And crucial to understanding what the Church is all about is something that happened on the Damascus Road to the Apostle Paul.  I personally believe that the trauma of what happened on the Damascus Road was so deeply embedded in Paul’s soul that it caused him for decades to think about this and meditate about it and do research in the Old Testament, and that’s why when we read Paul in the New Testament, in the epistles, he’s always talking about our union with Christ, we are “in Christ,” we are in union with Him, He’s made us to sit with Him at the Father’s right hand, all that phraseology. 

 

Now think about this; if we were there on the Damascus Road and had the experience Paul had, how would we have thought? Now here he is, he has in his hand the official government papers to authorize the jailing of believers in Christ, because he wants to stamp out this Christian movement.  This is becoming divisive in the nation and he does it like so many politicians think they’re going to do, they’re going to end a movement by physically destroying the people associated with it.  It doesn’t always work that way.  Well, he’s on the Damascus Road and he sees from heaven the Lord.  Notice by the way that after Christ ascends and sits at the right hand nobody ever sees Him on earth any more.  Everybody always sees Him from heaven.  So He sees the Lord and He’s angry and He’s focused, this guy is focused on destroying this new movement and he hears this voice that says Saul, why are you persecuting Me.  Now think about this; it’s coming from a person seated at the Father’s right hand in heaven; believers are disconnected, they’re down here on earth, but when he’s laying his hands physically on believers Jesus says you’re persecuting Me.  Now that means there’s some sort of link between Jesus in His resurrection body, seated at the Father’s right hand and believers, such that when you mess with Christians physically in history you mess with Jesus. 

 

I used the example previous hour, there’s thousand of believers today…do you know there’s been more Christians killed in the 20th century than all the 19 centuries put together.  And there’s been very little outcry about it.  It’s strange; I think the man’s name is Michael Horowitz, I’m not sure but he’s a Jew and he’s not a Christian and he’s raising the issue about the persecution of Christians.  Do you know what he says?  He says you evangelical Christians are the Jews of the 21st century, and what he means by that is worldwide Christians are being slaughtered on a scale that is unprecedented.  In Muslim lands today Christians are being cut down as fast as they can believe.  In the Sudan we have, right out in front of the American corporations that want the stuff that they make cocoa for drinks, soft drinks, don’t want to bother the Sudanese because it might interfere with our business, so we have a toleration of slavery and murder of the Sudanese Christians by the Muslim community.  We have it going on in Nigeria.  All over Africa, between the north and the south parts of Africa there is a collision between Islam and Christianity.  And it’s not the Christians killing the Muslims; it’s the Muslims killing the Christians.  This goes on, it goes on in Indonesia, it goes on all over the world today.  So what we’re saying is that if those people, those Sudanese poor bedraggled believers are in union with Christ, then the Sudanese persecutors are actually mutilating Jesus Christ.  When you touch His people you touch Him.  And don’t think it doesn’t have heavenly repercussions. 

 

So this goes on and we said it goes on because who is ultimately behind it?  Is the Sudanese Muslim government actually behind it?  No; behind them lurks other principalities and powers and these principalities and powers, the darkness of this world, want to get at Jesus.  Now they’ve got a problem because they can’t get at Him because He sits at the Father’s right hand above all principalities and powers; they can’t touch Jesus.  So the way they get back at Him is to attack His body.  What is the Church called?  The body of Christ.  So if you want to hurt Jesus you assault His body; it’s a very simple straightforward strategy, it’s been going on and it is going on before our eyes.  So it behooves us to understand that we’re in this thing called the Church, which makes us a target.  It’s interesting that every group has its rights in America except evangelical Christians.

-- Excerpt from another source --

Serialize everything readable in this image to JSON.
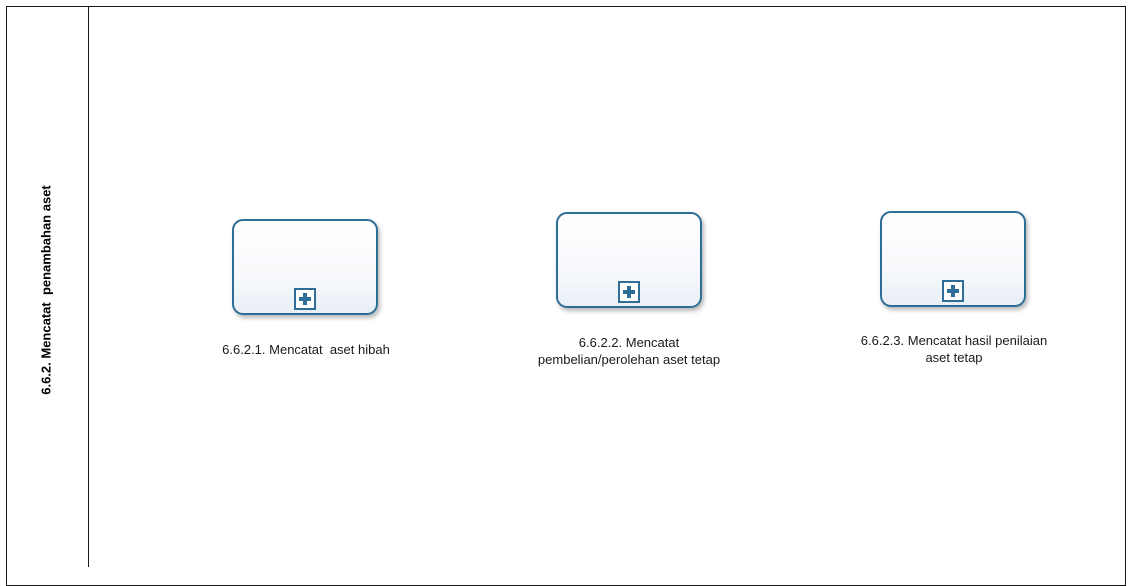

It’s interesting that on university campuses we have bully faculty members who love to bully kids in their class who happen to identify themselves as Christians.  It’s almost lethal in some courses to let it be known that you’re a Christian. 

 

I’ve said this before in previous years but I go back to this because it was the slickest trick I’ve ever seen on a university campus ever pulled off by Christians.  I had some young guys in my church and these guys were really innovative; they had this religious course they had to take, it was one of these required things, you’ve got to get so many credits of this and they had to put up with all this bologna in the course, and it was taught by a liberal chaplain and this liberal chaplain loved to find out who the Christians were in the first week so he could undermine their faith for the rest of the semester.  Well, the first thing the Christians did, which I encourage Christians in university campuses to do is they took notes on this faculty member and passed it to the next people that were taking this course.  So there was a little learning curve here going on, so the Christians that walked into this course knew from the other people what was going to happen.  So the first thing they did was, they know that the tactic this faculty member had was to smoke out who the Christians were by asking questions, the Christians raised their hands and boom, boom, boom.  So what they decided to do was this guy always would attack the Christians as these fundamental believers over here.  Well they decided what they would do since he was a liberal who ostensibly believed in God, they would disguise their Christian allegiance and attack him as atheists.  So they sat there and they waited, they didn’t bait when the bait questions came up they didn’t raise their hand, so they never realized that these guys were Christians.  And so during the semester when he would say God does this and God does that, they’d raise their hand and say wait a minute, how does God get into this, you just told us that the Bible is not a trustworthy thing and that God doesn’t verbally reveal Himself, where are you getting God from?  And it’d go on, two lectures later he’d say something, chaplain, we still haven’t heard how you justify God’s existence, where are you getting Him from, are you pulling him out of a peanut butter jar or what. 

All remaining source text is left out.